In our work, we explore the impact of prompt template choice on the In-Context Learning performance of Large Language Models in various prediction and demonstration selection methods. As a first step towards mitigating this issue we propose Template Ensembles.
This repository contains the official code for our paper and the results of all our experiments.
Create a new Conda environment:
conda create --name templates python=3.8
conda activate templates
Install the dependencies:
pip install -r requirements.txt
In order to run experiments with LLaMA and LLaMA 2, you need to access weights of the corresponding model on the Hugging Face Hub model page (e.g. for LLaMA 2 7B)
Note that you may need to change --eval_batch_size
depending on the model and your hardware.
You may need to use more than 1 GPU for some models. In this case, you may also want to set --device_map balanced_low_0
(see Accelerate documentation for details)

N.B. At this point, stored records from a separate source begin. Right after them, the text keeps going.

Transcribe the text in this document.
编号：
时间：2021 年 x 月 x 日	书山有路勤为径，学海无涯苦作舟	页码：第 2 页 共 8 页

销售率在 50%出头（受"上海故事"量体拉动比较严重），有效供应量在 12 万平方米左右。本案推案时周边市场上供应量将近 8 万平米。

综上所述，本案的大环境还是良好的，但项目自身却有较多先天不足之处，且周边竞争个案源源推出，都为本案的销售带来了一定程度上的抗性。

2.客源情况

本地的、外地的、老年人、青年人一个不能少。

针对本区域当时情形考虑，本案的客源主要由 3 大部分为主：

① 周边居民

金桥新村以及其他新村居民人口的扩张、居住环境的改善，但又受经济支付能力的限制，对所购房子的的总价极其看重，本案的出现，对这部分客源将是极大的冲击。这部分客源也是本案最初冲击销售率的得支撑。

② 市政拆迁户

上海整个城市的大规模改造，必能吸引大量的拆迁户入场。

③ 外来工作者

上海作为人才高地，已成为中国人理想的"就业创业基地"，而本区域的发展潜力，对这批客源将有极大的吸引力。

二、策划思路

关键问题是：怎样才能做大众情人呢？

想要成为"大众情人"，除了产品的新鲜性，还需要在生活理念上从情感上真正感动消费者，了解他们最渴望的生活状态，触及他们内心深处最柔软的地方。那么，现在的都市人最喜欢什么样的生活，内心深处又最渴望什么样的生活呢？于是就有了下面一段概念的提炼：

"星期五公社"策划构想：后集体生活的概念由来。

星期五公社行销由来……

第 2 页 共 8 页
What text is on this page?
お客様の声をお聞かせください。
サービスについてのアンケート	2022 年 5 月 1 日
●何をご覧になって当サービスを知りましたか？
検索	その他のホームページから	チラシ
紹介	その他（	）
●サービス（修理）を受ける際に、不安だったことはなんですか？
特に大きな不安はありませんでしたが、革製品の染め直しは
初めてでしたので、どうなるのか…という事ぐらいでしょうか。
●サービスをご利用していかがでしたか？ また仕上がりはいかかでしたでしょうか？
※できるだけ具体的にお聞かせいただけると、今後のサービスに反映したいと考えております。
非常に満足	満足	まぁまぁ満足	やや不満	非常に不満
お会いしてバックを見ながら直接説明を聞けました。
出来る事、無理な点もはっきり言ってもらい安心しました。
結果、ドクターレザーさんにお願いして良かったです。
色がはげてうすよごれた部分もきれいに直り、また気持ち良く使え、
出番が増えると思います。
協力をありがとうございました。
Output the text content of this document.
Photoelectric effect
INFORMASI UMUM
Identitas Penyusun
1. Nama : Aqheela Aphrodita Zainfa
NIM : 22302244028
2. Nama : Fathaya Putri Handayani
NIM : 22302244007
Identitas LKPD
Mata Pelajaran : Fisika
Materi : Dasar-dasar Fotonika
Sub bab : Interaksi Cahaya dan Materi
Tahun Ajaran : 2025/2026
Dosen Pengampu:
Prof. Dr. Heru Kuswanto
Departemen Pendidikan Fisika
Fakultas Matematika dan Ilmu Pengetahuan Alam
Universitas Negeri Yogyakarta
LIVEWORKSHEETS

To get the baseline results (0-shot or few-shot with the Random selection method and the Direct prediction method), run the following command:
python selection_methods.py \
-d [sst2/dbpedia/agnews/trec] \
-m {model} \
--seed 59 13 21 \
--num_shots [0/2/4] \
--save_dir {path_to_csv_with_results} \
--wandb_entity {your_wandb_account} \
--wandb_project {your_wandb_project} \
--prediction_method direct \
--eval_batch_size 16
python selection_methods.py \
-d [sst2/dbpedia/agnews/trec] \
-m {model} \
--seed 59 13 21 \
--num_shots 2 \
--save_dir {path_to_csv_with_results} \
--wandb_entity {your_wandb_account} \
--wandb_project {your_wandb_project} \
--prediction_method [direct/channel/calibrate] \
[--labels_loss] \
--eval_batch_size 16
--labels_loss
option is used to calculate loss only over labels' tokens. Use it for Channel and Calibrate prediction methods.

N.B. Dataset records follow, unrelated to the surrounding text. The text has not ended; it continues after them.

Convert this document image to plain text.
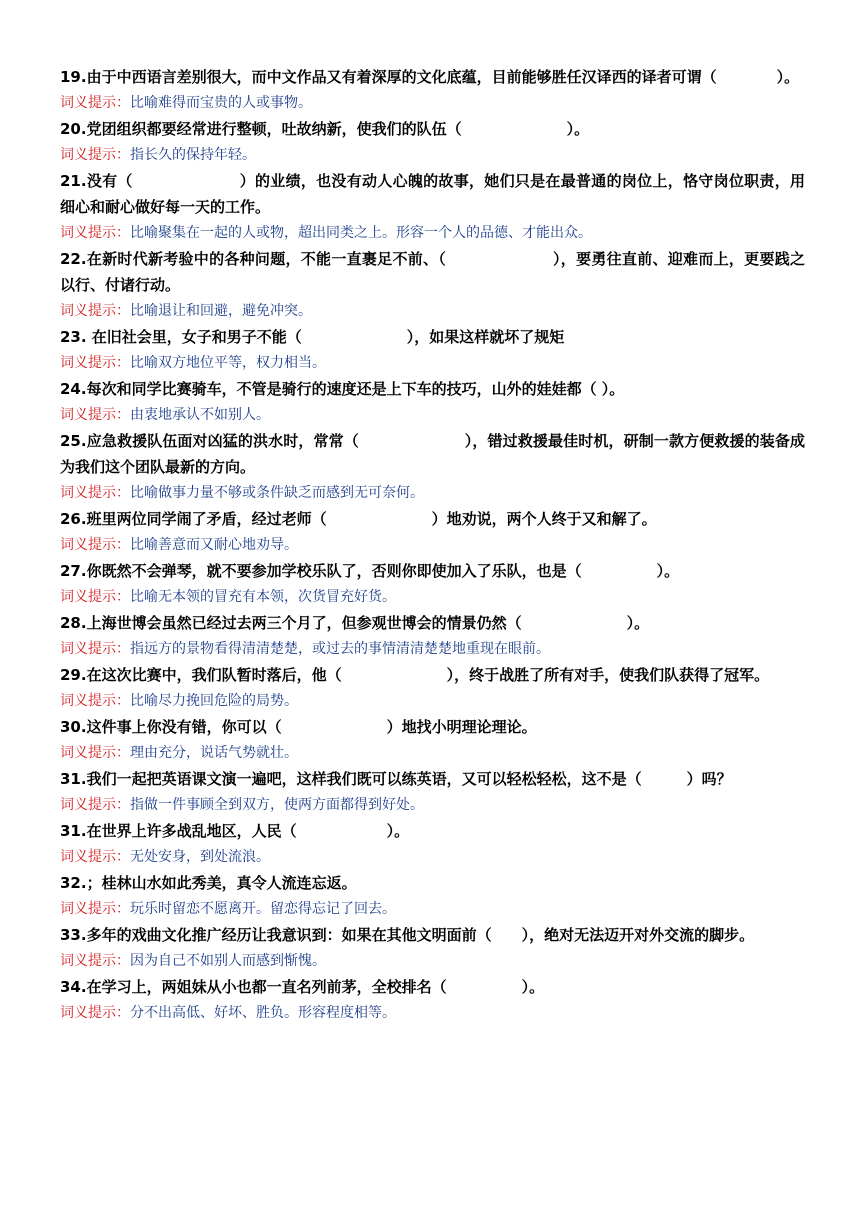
19.由于中西语言差别很大，而中文作品又有着深厚的文化底蕴，目前能够胜任汉译西的译者可谓（　　　　）。

词义提示：比喻难得而宝贵的人或事物。

20.党团组织都要经常进行整顿，吐故纳新，使我们的队伍（　　　　　　　）。

词义提示：指长久的保持年轻。

21.没有（　　　　　　　）的业绩，也没有动人心魄的故事，她们只是在最普通的岗位上，恪守岗位职责，用细心和耐心做好每一天的工作。

词义提示：比喻聚集在一起的人或物，超出同类之上。形容一个人的品德、才能出众。

22.在新时代新考验中的各种问题，不能一直裹足不前、（　　　　　　　），要勇往直前、迎难而上，更要践之以行、付诸行动。

词义提示：比喻退让和回避，避免冲突。

23. 在旧社会里，女子和男子不能（　　　　　　　），如果这样就坏了规矩

词义提示：比喻双方地位平等，权力相当。

24.每次和同学比赛骑车，不管是骑行的速度还是上下车的技巧，山外的娃娃都（ ）。

词义提示：由衷地承认不如别人。

25.应急救援队伍面对凶猛的洪水时，常常（　　　　　　　），错过救援最佳时机，研制一款方便救援的装备成为我们这个团队最新的方向。

词义提示：比喻做事力量不够或条件缺乏而感到无可奈何。

26.班里两位同学闹了矛盾，经过老师（　　　　　　　）地劝说，两个人终于又和解了。

词义提示：比喻善意而又耐心地劝导。

27.你既然不会弹琴，就不要参加学校乐队了，否则你即使加入了乐队，也是（　　　　　）。

词义提示：比喻无本领的冒充有本领，次货冒充好货。

28.上海世博会虽然已经过去两三个月了，但参观世博会的情景仍然（　　　　　　　）。

词义提示：指远方的景物看得清清楚楚，或过去的事情清清楚楚地重现在眼前。

29.在这次比赛中，我们队暂时落后，他（　　　　　　　），终于战胜了所有对手，使我们队获得了冠军。

词义提示：比喻尽力挽回危险的局势。

30.这件事上你没有错，你可以（　　　　　　　）地找小明理论理论。

词义提示：理由充分，说话气势就壮。

31.我们一起把英语课文演一遍吧，这样我们既可以练英语，又可以轻松轻松，这不是（　　　）吗？

词义提示：指做一件事顾全到双方，使两方面都得到好处。

31.在世界上许多战乱地区，人民（　　　　　　）。

词义提示：无处安身，到处流浪。

32.；桂林山水如此秀美，真令人流连忘返。

词义提示：玩乐时留恋不愿离开。留恋得忘记了回去。

33.多年的戏曲文化推广经历让我意识到：如果在其他文明面前（　　），绝对无法迈开对外交流的脚步。

词义提示：因为自己不如别人而感到惭愧。

34.在学习上，两姐妹从小也都一直名列前茅，全校排名（　　　　　）。

词义提示：分不出高低、好坏、胜负。形容程度相等。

python selection_methods.py \
-d [sst2/dbpedia/agnews/trec] \
-m {model} \
--examples_path selected_examples/{method}/{dataset} \
--seed 59 13 21 \
--num_shots [2/4] \
--save_dir {path_to_csv_with_results} \
--wandb_entity {your_wandb_account} \
--wandb_project {your_wandb_project} \
--prediction_method [direct/calibrate/channel] \
--examples_selection_method [random/implicitly_topic_models/z-ICL] \
--eval_batch_size 16
In order to evaluate template transfer between different setups, you need to run experiments for the desired methods varying the --template_seed
argument.
See the example for different prediction methods below:
python selection_methods.py \
-d [sst2/dbpedia/agnews/trec] \
-m {model} \
--seed 59 \
--template_seed 59 13 21 \
--num_shots 2 \
--save_dir {path_to_csv_with_results} \
--wandb_entity {your_wandb_account} \
--wandb_project {your_wandb_project} \
--prediction_method [direct/channel/calibrate] \
[--labels_loss] \
--eval_batch_size 16
You can get results for template ensembles with the following command:
templates_ensemble.py \
-m {model} \
-dataset [sst2/dbpedia/agnews/trec] \
--num_templates 5 \
--num_shots 2 \
--prediction_method direct \
--eval_batch_size 16 \
--save_dir {save_path} \
--cache_dir {hf_cache_path} \
--seed 13 21 59
We provide the results for all our experiments and the code to reproduce figures and tables from our paper in the plots_and_tables
folder.
In case you run your own experiments, the results will be stored locally at {save_dir}/all_runs.csv
.
Alternatively, you can download them from your Weights & Biases project.
If you make use of our work, please cite our paper:
@misc{voronov2024mind,
title={Mind Your Format: Towards Consistent Evaluation of In-Context Learning Improvements},
author={Anton Voronov and Lena Wolf and Max Ryabinin},
year={2024},
eprint={2401.06766},
archivePrefix={arXiv},
primaryClass={cs.CL}
}